Google open sources DeepLab-v3+: A model for Semantic Image Segmentation using TensorFlow

DeepLab-v3+, Google’s latest and best performing Semantic Image Segmentation model is now open sourced!

DeepLab is a state-of-the-art deep learning model for semantic image segmentation, with the goal to assign semantic labels (e.g., person, dog, cat and so on) to every pixel in the input image. Assigning these semantic labels sets a much stricter localization accuracy requirements than other visual entity recognition tasks such as image-level classification or bounding box-level detection. Examples of semantic image segmentation tasks include synthetic shallow depth-of-field effect shipped in the portrait mode of the Pixel 2 and Pixel 2 XL smartphones and mobile real-time video segmentation.

DeepLab-v3+ is implemented in TensorFlow and has its models built on top of a powerful convolutional neural network (CNN) backbone architecture for the most accurate results, intended for server-side deployment.

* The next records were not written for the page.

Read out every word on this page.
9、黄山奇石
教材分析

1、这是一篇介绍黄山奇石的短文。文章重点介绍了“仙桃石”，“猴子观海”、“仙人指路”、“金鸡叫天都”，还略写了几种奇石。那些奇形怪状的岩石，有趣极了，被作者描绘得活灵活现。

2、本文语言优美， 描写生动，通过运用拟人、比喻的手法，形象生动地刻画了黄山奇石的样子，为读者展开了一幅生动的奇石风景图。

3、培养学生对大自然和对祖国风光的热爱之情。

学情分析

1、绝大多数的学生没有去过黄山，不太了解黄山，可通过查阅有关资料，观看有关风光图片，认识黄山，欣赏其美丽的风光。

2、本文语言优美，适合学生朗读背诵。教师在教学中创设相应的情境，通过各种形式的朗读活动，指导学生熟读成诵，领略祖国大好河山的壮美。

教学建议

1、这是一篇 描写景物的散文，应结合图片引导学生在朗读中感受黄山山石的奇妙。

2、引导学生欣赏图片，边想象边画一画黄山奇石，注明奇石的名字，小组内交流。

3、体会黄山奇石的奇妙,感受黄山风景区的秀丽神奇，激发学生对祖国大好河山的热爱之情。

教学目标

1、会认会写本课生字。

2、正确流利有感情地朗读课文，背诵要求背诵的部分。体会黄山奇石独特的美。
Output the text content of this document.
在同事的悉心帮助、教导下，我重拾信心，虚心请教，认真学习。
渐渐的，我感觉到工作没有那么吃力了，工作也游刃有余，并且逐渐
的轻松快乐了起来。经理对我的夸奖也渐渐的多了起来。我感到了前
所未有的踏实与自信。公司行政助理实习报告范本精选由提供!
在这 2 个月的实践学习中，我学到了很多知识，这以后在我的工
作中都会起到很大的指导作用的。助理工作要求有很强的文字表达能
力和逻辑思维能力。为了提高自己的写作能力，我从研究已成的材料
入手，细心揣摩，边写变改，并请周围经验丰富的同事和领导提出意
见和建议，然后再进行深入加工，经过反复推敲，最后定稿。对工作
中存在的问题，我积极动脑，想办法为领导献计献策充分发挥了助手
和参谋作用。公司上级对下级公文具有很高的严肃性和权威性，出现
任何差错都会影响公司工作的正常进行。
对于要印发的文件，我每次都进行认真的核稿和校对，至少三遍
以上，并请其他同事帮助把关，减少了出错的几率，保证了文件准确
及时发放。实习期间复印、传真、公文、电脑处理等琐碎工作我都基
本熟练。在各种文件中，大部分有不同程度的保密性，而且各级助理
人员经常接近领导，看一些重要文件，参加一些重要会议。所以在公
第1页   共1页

google-open-sources-deeplab-model-semantic-image-segmentation-using-tensorflow-img-0 Source: Google Research blog

Let’s have a look at some of the highlights of DeepLab v3:

Google has extended DeepLab-v3 to include a simple yet effective decoder module to refine the segmentation results especially along object boundaries.
In this encoder-decoder structure one can arbitrarily control the resolution of extracted encoder features by atrous convolution to trade-off precision and runtime.
They has also shared their Tensorflow model training and evaluation code, along with models already pre-trained on the Pascal VOC 2012 and Cityscapes benchmark semantic segmentation tasks.
This version also adopts two network backbones, MobileNetv2 and Xception. MobileNetv2 is a fast network structure designed for mobile devices. Xception is a powerful network structure intended for server-side deployment.